Tom Murhpy’s “The House” Review

Yesterday I finally booked a flight for the Dublin Theatre Festival which I will be attending on a trip organized by the Irish Repertory Theatre. In preparation for this trip I have been reading the massive two volume biography of William Butler Yeats by Robert Fitzroy Foster. I am currently half-way through W. B. Yeats – A Life, II: The Arch-Poet 1915–1939. However, one of the plays we might see is The House by Tom Murphy which will be playing at the Gaiety Theatre.

On the previous Dublin Theatre Festival I bought the book The Theatre of Tom Murphy: Playwright Adventurer by Nicholas Grene at the Hodges Figgis book store. I have begun to read this book. I bought a Methuen Drama copy of the play The House because it was not in any of the collections of his plays.

The House by Tom Murphy
The House by Tom Murphy

“The House” is realistic play about an emigrant’s purchase of a house in his home town. The play addresses the tragedy of the Irish who have to leave Ireland to find work and the aspiration of one emigrant to set down roots back in his home country. Although the purchase of a house might not seem like the best subject for a tragedy, home ownership and the housing shortage has become more of an issue these days. There is an incident which adds to the drama of the emigrant’s actions. As I was reading the play I suspected he would get the money for the house by robbing the pub but the incident proved to be a little more unexpected. The use of working class slang from the 1950s and the UK made the pub scenes slightly difficult to follow. So it would be a good idea to have read the play before seeing the play.

Tom Murphy was a very versatile and eclectic playwright. He liked to experiment and did not try to repeat his initial success with Whistle In The Dark. I like to be philosophical about success. In my view, success can put an end to experimentation and creativity because the successful artist will just repeat his early success. While the successful artist will have made his mark in the world, this may not have been the limit of his potential. For example, if a playwright writes a smash comedy right out the gate, he may never attempt to write a tragedy.
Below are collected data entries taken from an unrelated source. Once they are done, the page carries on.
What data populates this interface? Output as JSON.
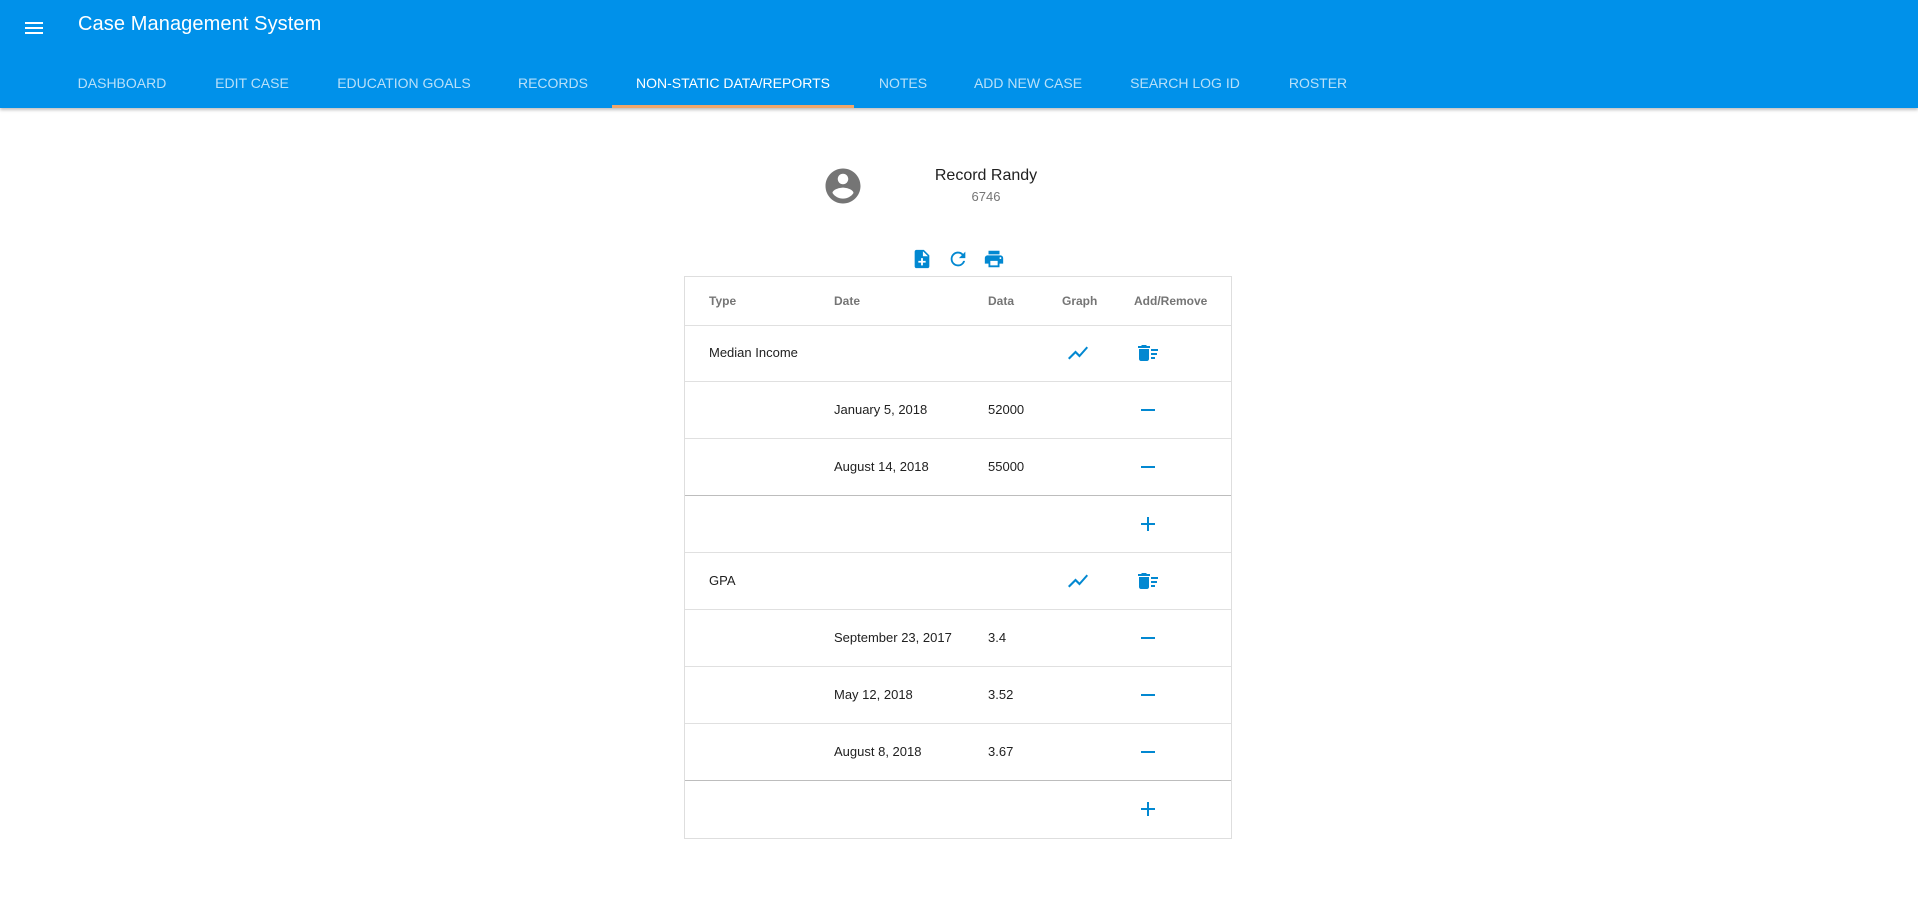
{
  "app": {
    "title": "Case Management System"
  },
  "tabs": [
    {
      "label": "DASHBOARD"
    },
    {
      "label": "EDIT CASE"
    },
    {
      "label": "EDUCATION GOALS"
    },
    {
      "label": "RECORDS"
    },
    {
      "label": "NON-STATIC DATA/REPORTS"
    },
    {
      "label": "NOTES"
    },
    {
      "label": "ADD NEW CASE"
    },
    {
      "label": "SEARCH LOG ID"
    },
    {
      "label": "ROSTER"
    }
  ],
  "active_tab": "NON-STATIC DATA/REPORTS",
  "profile": {
    "name": "Record Randy",
    "id": "6746"
  },
  "table": {
    "headers": {
      "type": "Type",
      "date": "Date",
      "data": "Data",
      "graph": "Graph",
      "add_remove": "Add/Remove"
    },
    "groups": [
      {
        "type": "Median Income",
        "entries": [
          {
            "date": "January 5, 2018",
            "data": "52000"
          },
          {
            "date": "August 14, 2018",
            "data": "55000"
          }
        ]
      },
      {
        "type": "GPA",
        "entries": [
          {
            "date": "September 23, 2017",
            "data": "3.4"
          },
          {
            "date": "May 12, 2018",
            "data": "3.52"
          },
          {
            "date": "August 8, 2018",
            "data": "3.67"
          }
        ]
      }
    ]
  },
  "colors": {
    "primary": "#0091ea",
    "tab_indicator": "#f0a66a",
    "icon_blue": "#0288d1"
  }
}
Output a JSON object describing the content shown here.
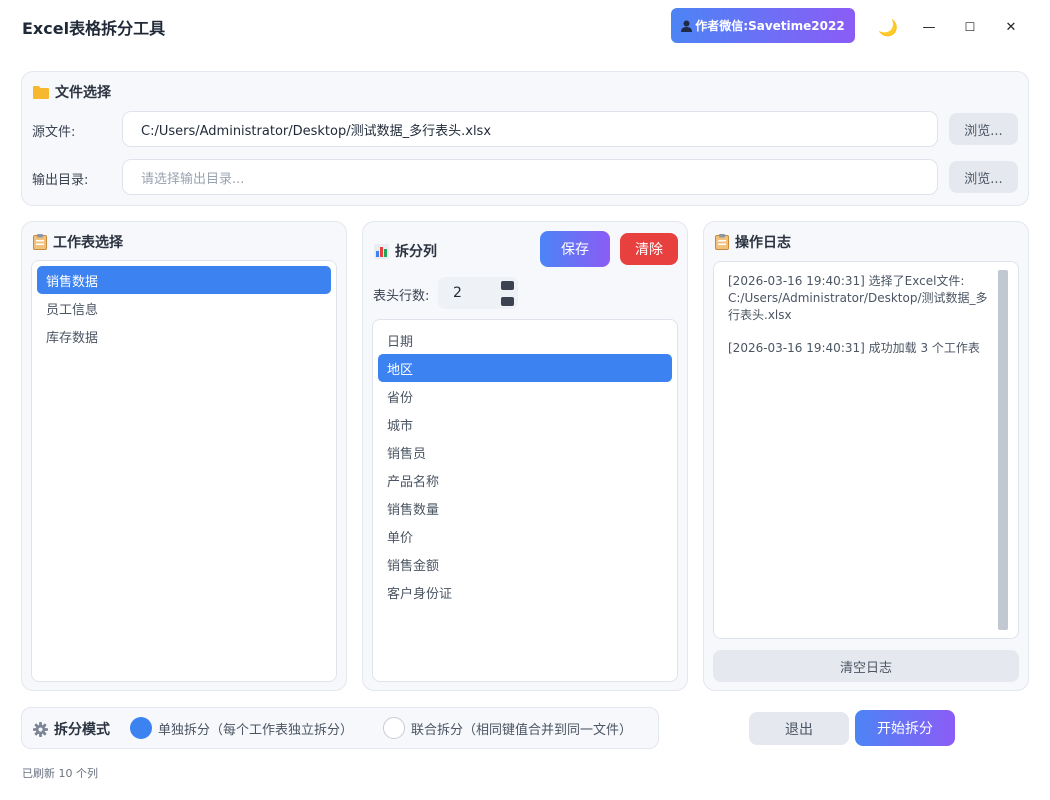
{
  "app": {
    "title": "Excel表格拆分工具",
    "author": "作者微信:Savetime2022",
    "controls": {
      "theme": "🌙",
      "minimize": "—",
      "maximize": "☐",
      "close": "✕"
    }
  },
  "file_select": {
    "title": "文件选择",
    "source_label": "源文件:",
    "source_value": "C:/Users/Administrator/Desktop/测试数据_多行表头.xlsx",
    "output_label": "输出目录:",
    "output_placeholder": "请选择输出目录...",
    "browse_label": "浏览..."
  },
  "sheets": {
    "title": "工作表选择",
    "items": [
      "销售数据",
      "员工信息",
      "库存数据"
    ]
  },
  "split_columns": {
    "title": "拆分列",
    "save_label": "保存",
    "clear_label": "清除",
    "header_rows_label": "表头行数:",
    "header_rows_value": "2",
    "items": [
      "日期",
      "地区",
      "省份",
      "城市",
      "销售员",
      "产品名称",
      "销售数量",
      "单价",
      "销售金额",
      "客户身份证"
    ]
  },
  "log": {
    "title": "操作日志",
    "lines": [
      "[2026-03-16 19:40:31] 选择了Excel文件: C:/Users/Administrator/Desktop/测试数据_多行表头.xlsx",
      "[2026-03-16 19:40:31] 成功加载 3 个工作表"
    ],
    "clear_label": "清空日志"
  },
  "split_mode": {
    "title": "拆分模式",
    "option_single": "单独拆分（每个工作表独立拆分）",
    "option_joint": "联合拆分（相同键值合并到同一文件）"
  },
  "actions": {
    "exit_label": "退出",
    "start_label": "开始拆分"
  },
  "status": {
    "text": "已刷新 10 个列"
  },
  "colors": {
    "accent": "#3d82f1",
    "gradient_start": "#4c84f5",
    "gradient_end": "#8b5cf6",
    "danger": "#e8403f"
  }
}
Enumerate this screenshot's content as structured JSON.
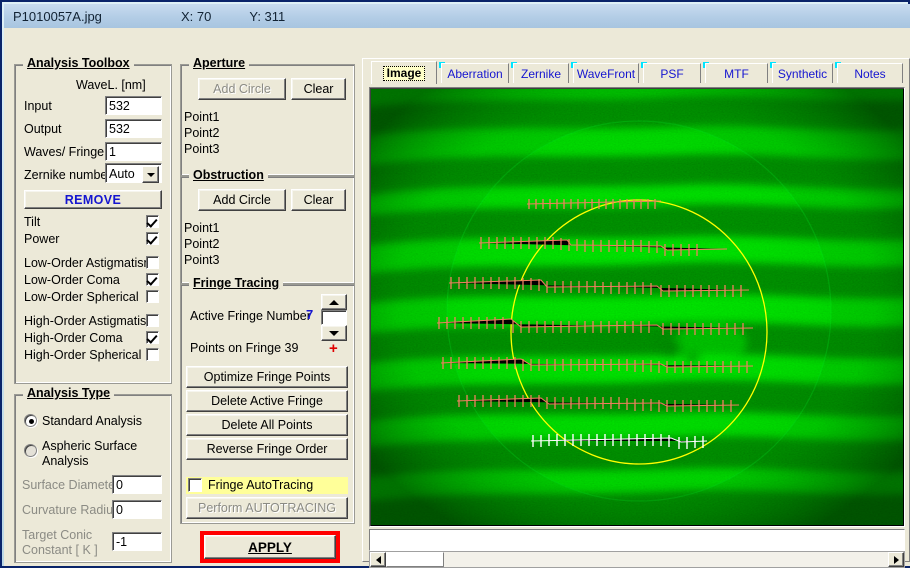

Tom Murphy did not have much success after Whistle In The Dark was a hit in London, which prompted him to move to London. It seems his work is primarily promoted by the Druid Theatre Company in Galway, Ireland.

So far I have read six of his plays. I was reading The Gigli Concert but I found a page missing in the Tom Murphy: Plays 3 collection so I had to order a copy of this individual play. Currently I am reading The Morning After Optimism. According to the The Theatre of Tom Murphy: Playwright Adventurer this play is a “dystopian fairy tale that has no particular bearing on Ireland; the pairing of the two couples, James and Rosie, pimp and prostitute, against their wish-fulfillment counterparts, Edmund and Anastasia, figured an innocence and experience clash freed from the specifics of a local setting”. I’m not sure if Edmund and Anastasia are meant to be figments of James and Rosie’s imagination or just their alter egos, but I think this is a clever idea for a play.

The concept of a “playwright adventurer” is appealing. I have already encountered the “scholar adventurer” in the book The Scholar Adventurers by Richard D. Altick. I like to think of myself as a cultural explorer even if I don’t have adventures. Travel always seems like an adventure and I am eager to encounter the strange aspects of an unfamiliar culture.